Has anybody ever tried using a halogen work light for lighting an aqaurium. I have seem them from 75watt to 500watt. They seem to be the double ended bulb and what really got me thinking was the reflector they come with. Looks just like what you see advertised in the catalogs. The only thing I wonder about them is the K rating of the bulb. I was considering somehting like this for a 10 gallon aquarium. I have seen them at Sears for 15-20 dollars. I can't buy a ballast for 3-4 NO florescents for thatprice, let alone the tubes.

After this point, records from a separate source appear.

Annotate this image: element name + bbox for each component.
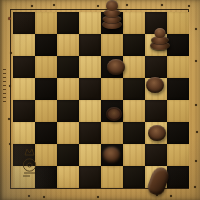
square-e1[interactable] bbox=[101, 166, 123, 188]
square-h4[interactable] bbox=[167, 100, 189, 122]
frame-brad bbox=[194, 186, 196, 188]
square-c2[interactable] bbox=[57, 144, 79, 166]
square-d2[interactable] bbox=[79, 144, 101, 166]
square-g2[interactable] bbox=[145, 144, 167, 166]
square-f7[interactable] bbox=[123, 34, 145, 56]
square-d6[interactable] bbox=[79, 56, 101, 78]
square-f8[interactable] bbox=[123, 12, 145, 34]
square-e2[interactable] bbox=[101, 144, 123, 166]
square-b7[interactable] bbox=[35, 34, 57, 56]
maker-stamp-logo bbox=[20, 146, 39, 179]
square-e6[interactable] bbox=[101, 56, 123, 78]
square-d5[interactable] bbox=[79, 78, 101, 100]
square-g8[interactable] bbox=[145, 12, 167, 34]
board-photo bbox=[0, 0, 200, 200]
square-f6[interactable] bbox=[123, 56, 145, 78]
square-a8[interactable] bbox=[13, 12, 35, 34]
frame-brad bbox=[9, 85, 11, 87]
frame-brad bbox=[161, 4, 163, 6]
frame-brad bbox=[195, 28, 197, 30]
square-b8[interactable] bbox=[35, 12, 57, 34]
frame-brad bbox=[28, 195, 30, 197]
square-g1[interactable] bbox=[145, 166, 167, 188]
frame-brad bbox=[195, 60, 197, 62]
frame-brad bbox=[31, 5, 33, 7]
frame-brad bbox=[97, 196, 99, 198]
square-b6[interactable] bbox=[35, 56, 57, 78]
square-h8[interactable] bbox=[167, 12, 189, 34]
frame-brad bbox=[43, 196, 45, 198]
frame-brad bbox=[126, 4, 128, 6]
square-c6[interactable] bbox=[57, 56, 79, 78]
square-d1[interactable] bbox=[79, 166, 101, 188]
square-d3[interactable] bbox=[79, 122, 101, 144]
frame-brad bbox=[8, 17, 11, 20]
frame-brad bbox=[53, 4, 55, 6]
square-h6[interactable] bbox=[167, 56, 189, 78]
checkers-board bbox=[13, 12, 189, 188]
frame-brad bbox=[188, 5, 190, 7]
frame-brad bbox=[196, 131, 198, 133]
square-c4[interactable] bbox=[57, 100, 79, 122]
frame-brad bbox=[156, 194, 158, 196]
square-e8[interactable] bbox=[101, 12, 123, 34]
square-a3[interactable] bbox=[13, 122, 35, 144]
frame-brad bbox=[8, 118, 10, 120]
square-g6[interactable] bbox=[145, 56, 167, 78]
square-a6[interactable] bbox=[13, 56, 35, 78]
square-f4[interactable] bbox=[123, 100, 145, 122]
square-h1[interactable] bbox=[167, 166, 189, 188]
square-d8[interactable] bbox=[79, 12, 101, 34]
square-c7[interactable] bbox=[57, 34, 79, 56]
square-c1[interactable] bbox=[57, 166, 79, 188]
square-g5[interactable] bbox=[145, 78, 167, 100]
square-f2[interactable] bbox=[123, 144, 145, 166]
square-g4[interactable] bbox=[145, 100, 167, 122]
square-b5[interactable] bbox=[35, 78, 57, 100]
square-f1[interactable] bbox=[123, 166, 145, 188]
frame-brad bbox=[170, 195, 172, 197]
square-h3[interactable] bbox=[167, 122, 189, 144]
square-b3[interactable] bbox=[35, 122, 57, 144]
square-g7[interactable] bbox=[145, 34, 167, 56]
frame-brad bbox=[97, 5, 99, 7]
square-a4[interactable] bbox=[13, 100, 35, 122]
square-f3[interactable] bbox=[123, 122, 145, 144]
square-a5[interactable] bbox=[13, 78, 35, 100]
square-c3[interactable] bbox=[57, 122, 79, 144]
frame-brad bbox=[9, 143, 11, 145]
frame-brad bbox=[195, 160, 197, 162]
square-c8[interactable] bbox=[57, 12, 79, 34]
square-h5[interactable] bbox=[167, 78, 189, 100]
frame-brad bbox=[10, 52, 12, 54]
square-b4[interactable] bbox=[35, 100, 57, 122]
square-e7[interactable] bbox=[101, 34, 123, 56]
square-d7[interactable] bbox=[79, 34, 101, 56]
square-h7[interactable] bbox=[167, 34, 189, 56]
square-h2[interactable] bbox=[167, 144, 189, 166]
square-d4[interactable] bbox=[79, 100, 101, 122]
square-f5[interactable] bbox=[123, 78, 145, 100]
square-g3[interactable] bbox=[145, 122, 167, 144]
square-c5[interactable] bbox=[57, 78, 79, 100]
square-a7[interactable] bbox=[13, 34, 35, 56]
frame-brad bbox=[195, 104, 197, 106]
square-e5[interactable] bbox=[101, 78, 123, 100]
square-e3[interactable] bbox=[101, 122, 123, 144]
square-e4[interactable] bbox=[101, 100, 123, 122]
frame-inscription bbox=[3, 66, 6, 102]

Tell me what you think of this idea. I figure it would have to be slightly raised from the top of hte tank to get good coverave but with 75+watts over a 10 gallon 8) THink it would work?


----------



## HanshaSuro (Jun 22, 2004)

I put a halogen desk lamp over a truely tiny tank (~3gals) and had decent results with it. If my memory serves me correctly, however, information I've read said that the spectrum produced by halogen is less than ideal.

Your milage my vary


----------



## bharada (Apr 17, 2004)

All the halogen lights I've seen have had a strong yellow/orange cast to them. So while it might produce adequate plant growth, it probably wouldn't be the most asthetically pleasing to look at.


----------



## gpodio (Feb 4, 2004)

They seem to work however do cause more heat than other options. If I recall some of Amano's nano tanks use halogen pendants.

Giancarlo Podio


----------



## IUnknown (Feb 24, 2004)

Read through this,
http://www.nano-reef.com/forums/showthread.php?s=&threadid=16346
I think you would have to switch out the bulb to a AB 70W 6500K or similar.


----------



## gpodio (Feb 4, 2004)

IUnknown said:


> Read through this,
> http://www.nano-reef.com/forums/showthread.php?s=&threadid=16346
> I think you would have to switch out the bulb to a AB 70W 6500K or similar.


That's a great retrofit however it's not halogen, they are just using the metal case and converting it to MH by changing bulb and ballast.

Here's a similar retrofit from another HomeDepot fixture:
http://www.freewebs.com/smaugs_reef/index.htm

Giancarlo Podio


----------



## aquaverde (Feb 9, 2004)

Halogen just is too inefficient, creates too much heat. And that makes it unsuitable when compared to more generally accepted solutions IMO.


----------



## dennis (Mar 1, 2004)

What about this idea. You could just get the 55 or 65 watt quad bulb and a work horse ballast or by the whole light.


----------



## gpodio (Feb 4, 2004)

HD had a really good deal a few months back on those flouro work lights, they were all gone by the time I got there though :-(

Giancarlo Podio


----------